Guidelines, Registries & Global Practice
Frostbite is globally consistent in its biology but varies in who is affected and what salvage treatment is available. It affects mountaineers and outdoor workers everywhere, but in many settings the largest burden is among homeless, intoxicated and socially vulnerable people. Because it is uncommon there is no large dedicated registry, and authors have repeatedly called for an international frostbite register to pool data; current evidence comes from guidelines, single-centre series and pooled reviews across many countries.
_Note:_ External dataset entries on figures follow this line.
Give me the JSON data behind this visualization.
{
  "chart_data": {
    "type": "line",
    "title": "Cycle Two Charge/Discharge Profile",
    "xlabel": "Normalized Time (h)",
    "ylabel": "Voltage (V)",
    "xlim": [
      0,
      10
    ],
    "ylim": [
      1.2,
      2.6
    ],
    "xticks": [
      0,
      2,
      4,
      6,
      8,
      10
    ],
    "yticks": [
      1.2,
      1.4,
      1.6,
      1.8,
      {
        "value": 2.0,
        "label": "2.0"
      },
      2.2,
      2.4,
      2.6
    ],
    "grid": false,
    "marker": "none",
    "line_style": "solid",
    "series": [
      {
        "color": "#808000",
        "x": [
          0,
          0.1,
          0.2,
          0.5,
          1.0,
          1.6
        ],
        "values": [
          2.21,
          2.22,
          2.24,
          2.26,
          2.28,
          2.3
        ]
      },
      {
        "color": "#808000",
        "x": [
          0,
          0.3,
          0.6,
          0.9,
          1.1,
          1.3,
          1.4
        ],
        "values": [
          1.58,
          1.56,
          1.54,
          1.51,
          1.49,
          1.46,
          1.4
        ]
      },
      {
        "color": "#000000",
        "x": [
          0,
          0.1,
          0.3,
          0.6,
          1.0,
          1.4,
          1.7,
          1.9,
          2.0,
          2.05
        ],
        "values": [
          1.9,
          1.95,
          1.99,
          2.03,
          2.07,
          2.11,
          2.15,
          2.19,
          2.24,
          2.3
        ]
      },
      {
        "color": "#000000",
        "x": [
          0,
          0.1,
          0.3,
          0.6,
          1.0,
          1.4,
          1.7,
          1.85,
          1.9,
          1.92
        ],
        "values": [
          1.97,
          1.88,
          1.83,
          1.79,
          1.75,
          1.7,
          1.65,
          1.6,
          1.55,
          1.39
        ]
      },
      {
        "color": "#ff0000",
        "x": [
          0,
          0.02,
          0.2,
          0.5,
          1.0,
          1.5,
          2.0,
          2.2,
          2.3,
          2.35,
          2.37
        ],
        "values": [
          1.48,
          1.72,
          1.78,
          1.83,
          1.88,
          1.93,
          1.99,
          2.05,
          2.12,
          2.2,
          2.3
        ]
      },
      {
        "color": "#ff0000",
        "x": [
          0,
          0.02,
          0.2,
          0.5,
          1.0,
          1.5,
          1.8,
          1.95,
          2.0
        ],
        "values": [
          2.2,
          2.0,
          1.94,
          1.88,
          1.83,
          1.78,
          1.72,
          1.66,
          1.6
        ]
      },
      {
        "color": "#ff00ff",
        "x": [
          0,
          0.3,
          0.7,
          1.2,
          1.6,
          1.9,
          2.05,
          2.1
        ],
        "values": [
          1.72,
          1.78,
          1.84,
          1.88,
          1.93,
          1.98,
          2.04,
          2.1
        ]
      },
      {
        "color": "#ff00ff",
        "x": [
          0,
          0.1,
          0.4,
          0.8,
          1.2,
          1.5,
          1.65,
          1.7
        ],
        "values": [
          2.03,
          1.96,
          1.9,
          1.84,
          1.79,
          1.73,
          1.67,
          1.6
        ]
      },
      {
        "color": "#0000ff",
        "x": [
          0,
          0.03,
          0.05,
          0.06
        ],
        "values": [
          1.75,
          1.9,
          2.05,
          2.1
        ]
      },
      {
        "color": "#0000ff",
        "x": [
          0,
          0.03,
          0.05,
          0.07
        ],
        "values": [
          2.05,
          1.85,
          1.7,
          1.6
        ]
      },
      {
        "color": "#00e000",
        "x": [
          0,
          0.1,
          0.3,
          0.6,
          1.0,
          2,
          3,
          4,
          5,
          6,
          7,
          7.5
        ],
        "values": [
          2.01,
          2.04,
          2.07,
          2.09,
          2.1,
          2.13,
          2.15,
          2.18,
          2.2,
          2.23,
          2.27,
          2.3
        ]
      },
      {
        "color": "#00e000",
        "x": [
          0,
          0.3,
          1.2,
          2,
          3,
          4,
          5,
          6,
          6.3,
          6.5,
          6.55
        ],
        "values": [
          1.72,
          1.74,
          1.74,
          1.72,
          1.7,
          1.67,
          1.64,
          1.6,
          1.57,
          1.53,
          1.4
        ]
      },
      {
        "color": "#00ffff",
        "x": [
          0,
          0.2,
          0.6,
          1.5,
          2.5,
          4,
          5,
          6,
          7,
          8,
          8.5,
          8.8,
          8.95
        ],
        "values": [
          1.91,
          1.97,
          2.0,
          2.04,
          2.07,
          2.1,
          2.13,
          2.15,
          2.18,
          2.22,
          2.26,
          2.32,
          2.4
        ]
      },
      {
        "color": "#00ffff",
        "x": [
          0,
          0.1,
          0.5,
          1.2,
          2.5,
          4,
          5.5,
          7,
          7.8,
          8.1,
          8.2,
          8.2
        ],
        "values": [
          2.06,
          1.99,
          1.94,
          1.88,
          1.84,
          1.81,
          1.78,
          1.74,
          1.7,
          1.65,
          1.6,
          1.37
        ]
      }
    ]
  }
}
Society and Reference Guidance, Side by Side
| Source | Emphasis | Practical Point |
|---|---|---|
| Wilderness Medical Society (US, global) | Graded evidence-based prevention and treatment pathway | Rapid warm-water rewarming, no refreezing, tPA or iloprost for severe early injury, delayed surgery |
| UK and military cold-injury practice | Field decisions, remote consultation and salvage protocols | Treat hypothermia first, recognise the early salvage window, use telemedicine for remote cases |
| European high-altitude and hyperbaric centres | Iloprost and hyperbaric oxygen for severe frostbite | Iloprost is widely used in Europe; hyperbaric oxygen used as an adjunct in selected centres |
| General surgical and orthopaedic principle | Demarcation-guided delayed amputation | Frostbite in January, amputate in July; preserve viable length |
High- versus limited-resource practice variation. In well-resourced centres the standard includes rapid controlled rewarming, bone scanning, interventional radiology for thrombolysis, iloprost, hyperbaric oxygen and structured rehabilitation. In limited-resource or remote settings the priorities are correct field care, avoidance of refreezing, prompt evacuation and demarcation-guided surgery, since the advanced salvage drugs and imaging may be unavailable. The most transferable lessons everywhere are to treat hypothermia first, never rewarm if refreezing is possible, rewarm rapidly and correctly when safe, and delay amputation until demarcation.
Documentation that carries value anywhere: the exposure conditions and duration, time of freezing and any thawing or refreezing, time to definitive rewarming, depth and grade of injury, salvage treatment given and its timing, imaging findings, and the rehabilitation and cold-protection plan. Drug choice, thrombolysis protocols and hyperbaric referral should follow local emergency, vascular and interventional-radiology pathways.
Frostbite: Decision Sheet
Clinical summary
Recognise
- •Freezing cold exposure with white, waxy, hard, numb peripheries.
- •Frostbite is a freeze-thaw injury; early appearance under-predicts loss.
- •Distinguish from non-freezing cold injury (trench foot).
Field
- •Treat hypothermia and major trauma first.
- •Do not rewarm if refreezing is possible; avoid rubbing and dry heat.
- •Protect the part and evacuate for controlled rewarming.
Hospital
- •Rapid rewarming in water at 37 to 39 degrees Celsius with analgesia.
- •Ibuprofen, aloe vera, elevation, blister care and tetanus cover.
- •Bone scan or angiography to assess perfusion in deep injury.
Salvage
- •tPA within about 24 hours to dissolve microvascular thrombosis.
- •Iloprost within about 48 hours; preferred if bleeding risk.
- •Hyperbaric oxygen as an adjunct in selected centres.
Surgery and Warn
- •Delay amputation until demarcation; preserve viable length.
- •Operate early only for wet gangrene, infection or sepsis.
- •Counsel on cold sensitivity, pain, stiffness and growth-plate risk in children.